Noi lo pensiamo lontano, separato, assiso sul suo trono di giudice, e invece è dentro questa sala del mondo, qui con noi, come uno cui sta a cuore la mia gioia, e se ne prende cura. Ed ecco il secondo snodo del racconto: un invitato non indossa l’abito delle nozze. E lo fa buttare fuori. Che pretesa! Ha invitato mendicanti e straccioni e si meraviglia che uno sia messo male. Ma l’abito nuziale non è quello indossato sulla pelle, è un vestito nel cuore. È un cuore non spento, che si accende, che sogna la festa della vita, che desidera credere, perché credere è una festa. Anch’io sono quello che sono, l’abito un po’ rattoppato, un po’ consumato o scucito. Ma il cuore, quello no: ho fame e sete, e desiderio che tornino presto la gioia e la festa nelle nostre case.

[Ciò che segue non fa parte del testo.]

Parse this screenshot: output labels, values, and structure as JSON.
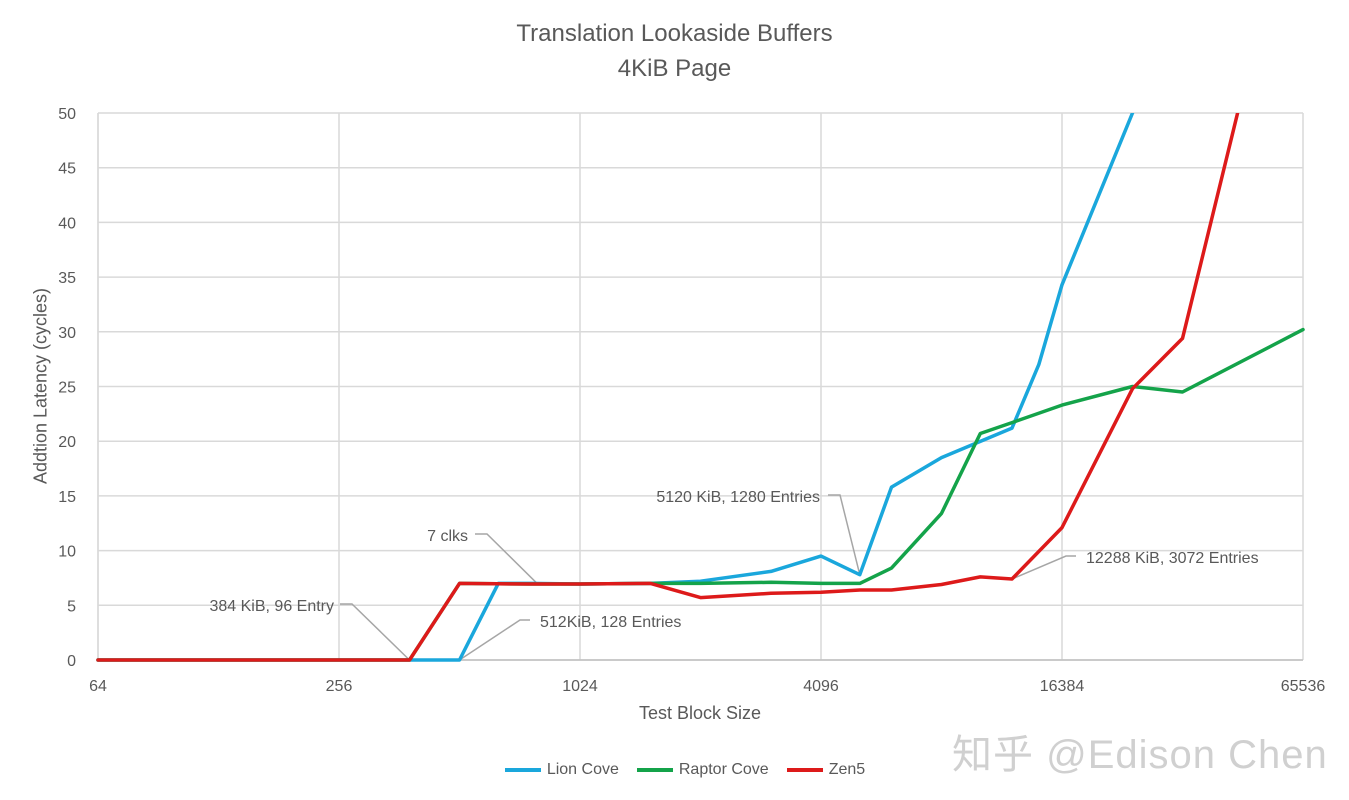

Sono un mendicante di cielo.

Letture: Isaia 25, 6-10; Salmo 22; Filippesi 4,12-14.19-20; Matteo 22, 1-14

Ermes Ronchi
Avvenire

 

Non è possibile comprendere questa parabola se non consideriamo quello che rappresentava nelle culture antiche il “simposio”, il banchetto festivo che si celebrava, a partire dal mondo ebraico fino al mondo romano, passando per la cultura dei greci (Dennis E. Smith). I biblisti specialisti sono soliti opporre resistenze riguardo all’influenza avuta dal “simposio” antico nelle origini dell’eucaristia. Ma i dati storici stanno lì. E rifiutarsi di accettare tali dati crea l’impressione di un certo “fondamentalismo biblico” che resiste ai fatti vissuti dai primi cristiani.

Detto ciò, è certo che Gesù ha offerto il Regno, prima di tutto, agli emarginati attraverso la sua mensa di fraternità. Si tratta di questo: per molti studiosi la convivialità con gli esclusi sociali è qualcosa di essenziale in tutta la ricostruzione storica del Gesù storico che voglia essere valida. Per esempio, J. D. Crossan afferma categoricamente: “La mia teoria è che la magia ed il pasto o il miracolo e la mensa…offrono il nocciolo del programma di Gesù. Se non fosse certa questa teoria, dovrei riscrivere tutto il libro (The historical Jesus)”. Cioè, se togliamo dai vangeli i pasti di Gesù, tutto quello che in essi si dice perde il suo senso ed il suo significato per noi. Noi cristiani dobbiamo essere tali proprio condividendo il banchetto del pasto condiviso con coloro che accettano di partecipare ad una tale mensa, quelli che, secondo la parabola, non sono i ricchi, ma gli esclusi sociali.

Nei tempi difficili che stiamo vivendo, quando tanti milioni di esseri umani non hanno accesso a ciò che vi è di più elementare nella vita, la salute e l’alimentazione, superando qualsiasi forma di esclusione nella società, Gesù dice a noi cristiani – e lo dice alla Chiesa – che l’elemento centrale del Regno di Dio è la convivialità. Cioè la mensa condivisa con quelli che non possono condividere nulla di più delle loro privazioni, delle loro esclusioni, delle loro insicurezze e delle loro paure. Così, solo così potremo fare qualcosa perché questo mondo sia più abitabile. Questo è l’apporto che il Cristianesimo deve dare in questo momento all’umanità.